One prominent type of neuronal cells of the ellipsoid body is the group of GABAergic ring neurons. The fibres of these neurons run in a prominent tract, the RF tract (ring-neuron and tangential fan-shaped-body neuron tract), and form bushy thin endings in the ipsilateral lateral triangle and bleb-like endings in the ellipsoid body. Four different kinds of ring neuron (R1-R4) can be distinguished by their arborization pattern around the ellipsoid body canal. R1-R3 neurons project outwards from the ellipsoid body canal, whereas the arborization of R1 is restricted to the inner zone, that of R2 to the outer zone, and that of R3 to both zones. R4 neurons project from the periphery inwards and arborize in the outermost zone. It was next proposed that the ring neurons might be necessary for the orientation memory. The GAL4/UAS system was used to silence distinct subsets of ring neurons through the expression of tetanus toxin (TNT) by using the GAL4 driver lines c232, c481 and c105. For temporal control, TNT was induced conditionally by using the temperature-sensitive GAL4 repressor GAL80ts under the control of the ubiquitous Tubulin promoter (Tub-GAL80ts). Experimental and control flies were raised at 18°C, tested within the detour paradigm, and retested after the induction of TNT. Pairwise comparison revealed that the preference for the original target was lost whenever the toxin was expressed in ring neurons of the ellipsoid body. This finding confirms the hypothesis that the ellipsoid-body ring neurons are necessary components of the orientation memory (Neuser, 2008).

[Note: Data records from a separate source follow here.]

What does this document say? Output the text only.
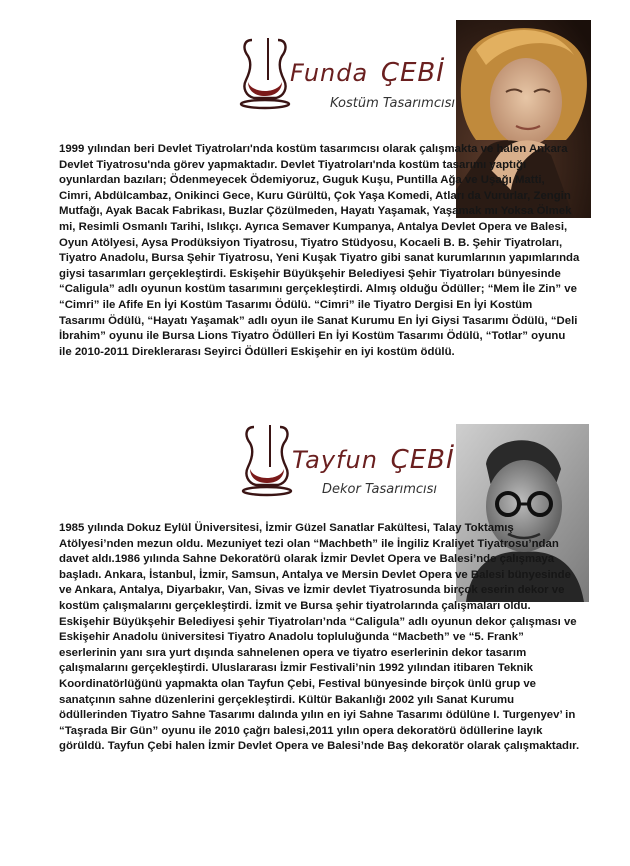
Funda ÇEBİ
Kostüm Tasarımcısı
1999 yılından beri Devlet Tiyatroları'nda kostüm tasarımcısı olarak çalışmakta ve halen Ankara Devlet Tiyatrosu'nda görev yapmaktadır. Devlet Tiyatroları'nda kostüm tasarımı yaptığı oyunlardan bazıları; Ödenmeyecek Ödemiyoruz, Guguk Kuşu, Puntilla Ağa ve Uşağı Matti, Cimri, Abdülcambaz, Onikinci Gece, Kuru Gürültü, Çok Yaşa Komedi, Atları da Vururlar, Zengin Mutfağı, Ayak Bacak Fabrikası, Buzlar Çözülmeden, Hayatı Yaşamak, Yaşamak mı Yoksa Ölmek mi, Resimli Osmanlı Tarihi, Islıkçı. Ayrıca Semaver Kumpanya, Antalya Devlet Opera ve Balesi, Oyun Atölyesi, Aysa Prodüksiyon Tiyatrosu, Tiyatro Stüdyosu, Kocaeli B. B. Şehir Tiyatroları, Tiyatro Anadolu, Bursa Şehir Tiyatrosu, Yeni Kuşak Tiyatro gibi sanat kurumlarının yapımlarında giysi tasarımları gerçekleştirdi. Eskişehir Büyükşehir Belediyesi Şehir Tiyatroları bünyesinde “Caligula” adlı oyunun kostüm tasarımını gerçekleştirdi. Almış olduğu Ödüller; “Mem İle Zin” ve “Cimri” ile Afife En İyi Kostüm Tasarımı Ödülü. “Cimri” ile Tiyatro Dergisi En İyi Kostüm Tasarımı Ödülü, “Hayatı Yaşamak” adlı oyun ile Sanat Kurumu En İyi Giysi Tasarımı Ödülü, “Deli İbrahim” oyunu ile Bursa Lions Tiyatro Ödülleri En İyi Kostüm Tasarımı Ödülü, “Totlar” oyunu ile 2010-2011 Direklerarası Seyirci Ödülleri Eskişehir en iyi kostüm ödülü.
Tayfun ÇEBİ
Dekor Tasarımcısı
1985 yılında Dokuz Eylül Üniversitesi, İzmir Güzel Sanatlar Fakültesi, Talay Toktamış Atölyesi’nden mezun oldu. Mezuniyet tezi olan “Machbeth” ile İngiliz Kraliyet Tiyatrosu’ndan davet aldı.1986 yılında Sahne Dekoratörü olarak İzmir Devlet Opera ve Balesi’nde çalışmaya başladı. Ankara, İstanbul, İzmir, Samsun, Antalya ve Mersin Devlet Opera ve Balesi bünyesinde ve Ankara, Antalya, Diyarbakır, Van, Sivas ve İzmir devlet Tiyatrosunda birçok eserin dekor ve kostüm çalışmalarını gerçekleştirdi. İzmit ve Bursa şehir tiyatrolarında çalışmaları oldu. Eskişehir Büyükşehir Belediyesi şehir Tiyatroları’nda “Caligula” adlı oyunun dekor çalışması ve Eskişehir Anadolu üniversitesi Tiyatro Anadolu topluluğunda “Macbeth” ve “5. Frank” eserlerinin yanı sıra yurt dışında sahnelenen opera ve tiyatro eserlerinin dekor tasarım çalışmalarını gerçekleştirdi. Uluslararası İzmir Festivali’nin 1992 yılından itibaren Teknik Koordinatörlüğünü yapmakta olan Tayfun Çebi, Festival bünyesinde birçok ünlü grup ve sanatçının sahne düzenlerini gerçekleştirdi. Kültür Bakanlığı 2002 yılı Sanat Kurumu ödüllerinden Tiyatro Sahne Tasarımı dalında yılın en iyi Sahne Tasarımı ödülüne I. Turgenyev’ in “Taşrada Bir Gün” oyunu ile 2010 çağrı balesi,2011 yılın opera dekoratörü ödüllerine layık görüldü. Tayfun Çebi halen İzmir Devlet Opera ve Balesi’nde Baş dekoratör olarak çalışmaktadır.
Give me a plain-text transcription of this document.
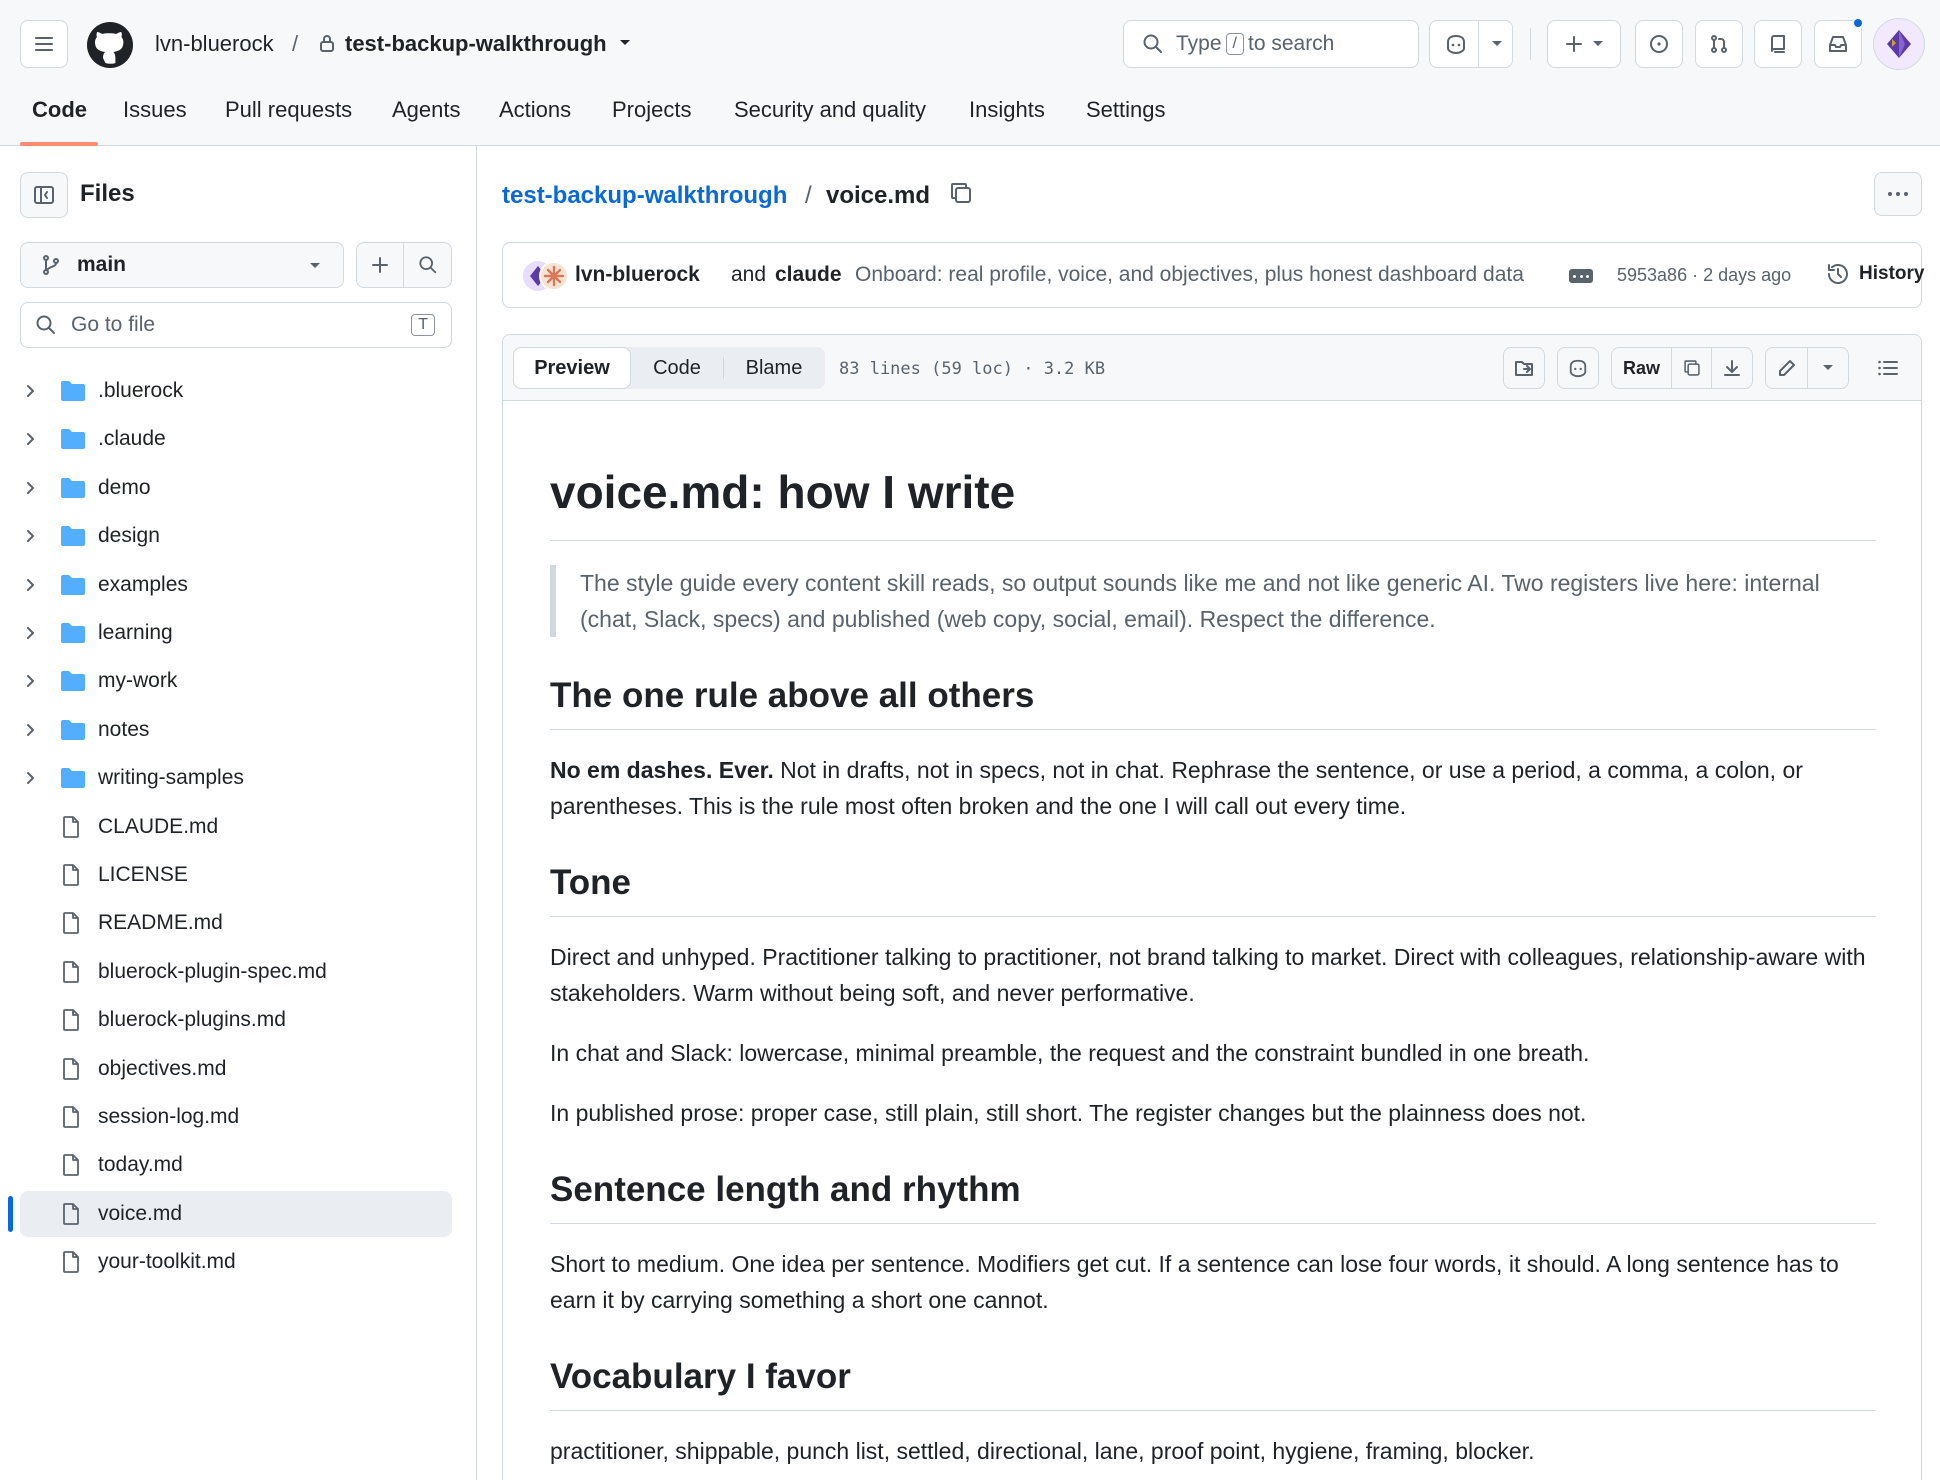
lvn-bluerock / test-backup-walkthrough	Type / to search
Code Issues Pull requests Agents Actions Projects Security and quality Insights Settings
Files
main
Go to file	T
.bluerock
.claude
demo
design
examples
learning
my-work
notes
writing-samples
CLAUDE.md
LICENSE
README.md
bluerock-plugin-spec.md
bluerock-plugins.md
objectives.md
session-log.md
today.md
voice.md
your-toolkit.md
test-backup-walkthrough / voice.md
lvn-bluerock and claude Onboard: real profile, voice, and objectives, plus honest dashboard data	5953a86 · 2 days ago	History
Preview	Code	Blame	83 lines (59 loc) · 3.2 KB	Raw
voice.md: how I write
The style guide every content skill reads, so output sounds like me and not like generic AI. Two registers live here: internal (chat, Slack, specs) and published (web copy, social, email). Respect the difference.
The one rule above all others

No em dashes. Ever. Not in drafts, not in specs, not in chat. Rephrase the sentence, or use a period, a comma, a colon, or parentheses. This is the rule most often broken and the one I will call out every time.

Tone

Direct and unhyped. Practitioner talking to practitioner, not brand talking to market. Direct with colleagues, relationship-aware with stakeholders. Warm without being soft, and never performative.

In chat and Slack: lowercase, minimal preamble, the request and the constraint bundled in one breath.

In published prose: proper case, still plain, still short. The register changes but the plainness does not.

Sentence length and rhythm

Short to medium. One idea per sentence. Modifiers get cut. If a sentence can lose four words, it should. A long sentence has to earn it by carrying something a short one cannot.

Vocabulary I favor

practitioner, shippable, punch list, settled, directional, lane, proof point, hygiene, framing, blocker.
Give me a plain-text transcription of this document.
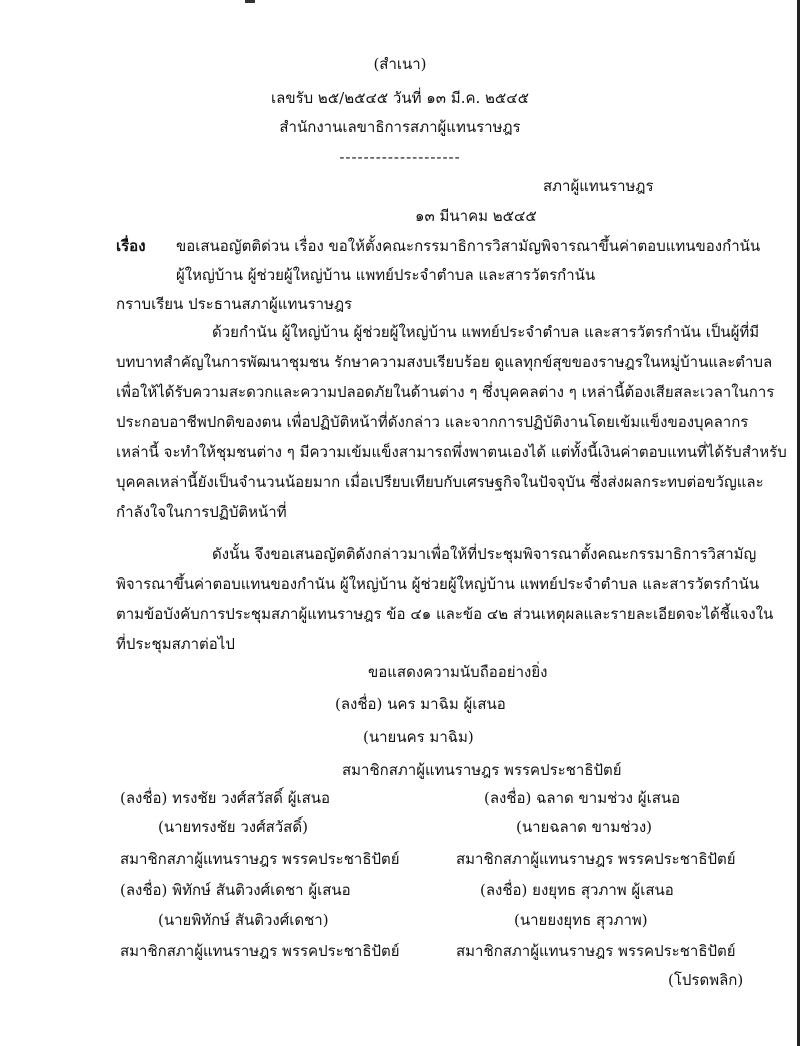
(สำเนา)
เลขรับ ๒๕/๒๕๔๕ วันที่ ๑๓ มี.ค. ๒๕๔๕
สำนักงานเลขาธิการสภาผู้แทนราษฎร
--------------------
สภาผู้แทนราษฎร
๑๓ มีนาคม ๒๕๔๕
เรื่อง ขอเสนอญัตติด่วน เรื่อง ขอให้ตั้งคณะกรรมาธิการวิสามัญพิจารณาขึ้นค่าตอบแทนของกำนัน
ผู้ใหญ่บ้าน ผู้ช่วยผู้ใหญ่บ้าน แพทย์ประจำตำบล และสารวัตรกำนัน
กราบเรียน ประธานสภาผู้แทนราษฎร
ด้วยกำนัน ผู้ใหญ่บ้าน ผู้ช่วยผู้ใหญ่บ้าน แพทย์ประจำตำบล และสารวัตรกำนัน เป็นผู้ที่มี
บทบาทสำคัญในการพัฒนาชุมชน รักษาความสงบเรียบร้อย ดูแลทุกข์สุขของราษฎรในหมู่บ้านและตำบล
เพื่อให้ได้รับความสะดวกและความปลอดภัยในด้านต่าง ๆ ซึ่งบุคคลต่าง ๆ เหล่านี้ต้องเสียสละเวลาในการ
ประกอบอาชีพปกติของตน เพื่อปฏิบัติหน้าที่ดังกล่าว และจากการปฏิบัติงานโดยเข้มแข็งของบุคลากร
เหล่านี้ จะทำให้ชุมชนต่าง ๆ มีความเข้มแข็งสามารถพึ่งพาตนเองได้ แต่ทั้งนี้เงินค่าตอบแทนที่ได้รับสำหรับ
บุคคลเหล่านี้ยังเป็นจำนวนน้อยมาก เมื่อเปรียบเทียบกับเศรษฐกิจในปัจจุบัน ซึ่งส่งผลกระทบต่อขวัญและ
กำลังใจในการปฏิบัติหน้าที่
ดังนั้น จึงขอเสนอญัตติดังกล่าวมาเพื่อให้ที่ประชุมพิจารณาตั้งคณะกรรมาธิการวิสามัญ
พิจารณาขึ้นค่าตอบแทนของกำนัน ผู้ใหญ่บ้าน ผู้ช่วยผู้ใหญ่บ้าน แพทย์ประจำตำบล และสารวัตรกำนัน
ตามข้อบังคับการประชุมสภาผู้แทนราษฎร ข้อ ๔๑ และข้อ ๔๒ ส่วนเหตุผลและรายละเอียดจะได้ชี้แจงใน
ที่ประชุมสภาต่อไป
ขอแสดงความนับถืออย่างยิ่ง
(ลงชื่อ) นคร มาฉิม ผู้เสนอ
(นายนคร มาฉิม)
สมาชิกสภาผู้แทนราษฎร พรรคประชาธิปัตย์
(ลงชื่อ) ทรงชัย วงศ์สวัสดิ์ ผู้เสนอ
(นายทรงชัย วงศ์สวัสดิ์)
สมาชิกสภาผู้แทนราษฎร พรรคประชาธิปัตย์
(ลงชื่อ) ฉลาด ขามช่วง ผู้เสนอ
(นายฉลาด ขามช่วง)
สมาชิกสภาผู้แทนราษฎร พรรคประชาธิปัตย์
(ลงชื่อ) พิทักษ์ สันติวงศ์เดชา ผู้เสนอ
(นายพิทักษ์ สันติวงศ์เดชา)
สมาชิกสภาผู้แทนราษฎร พรรคประชาธิปัตย์
(ลงชื่อ) ยงยุทธ สุวภาพ ผู้เสนอ
(นายยงยุทธ สุวภาพ)
สมาชิกสภาผู้แทนราษฎร พรรคประชาธิปัตย์
(โปรดพลิก)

To investigate which molecular pathways are involved in this kind of memory, focus was placed on the cyclic-AMP signalling pathway. Variable levels of cAMP have been shown to have a crucial function in memory formation during associative learning in Drosophila. cAMP levels are modulated by the opposing actions of adenylyl cyclases and cAMP phosphodiesterases. Mutants for the adenylyl cyclase gene rutabaga (rut1 and rut2080) were unable to target visual objects and could not be tested in the paradigm. Therefore mutants of the dunce gene (dnc), which encodes a cAMP phosphodiesterase, were tested in the detour paradigm. The dnc1 mutant is a hypomorph and displays about half of the enzyme activity in the wild type. dnc1 mutant flies show deficits in several paradigms of associative classical learning and operant conditioning. In contrast, dnc1 mutants showed no defects in the detour paradigm, indicating that a tight modulation of cAMP levels might not be critically required for spatial orientation memory (Neuser, 2008).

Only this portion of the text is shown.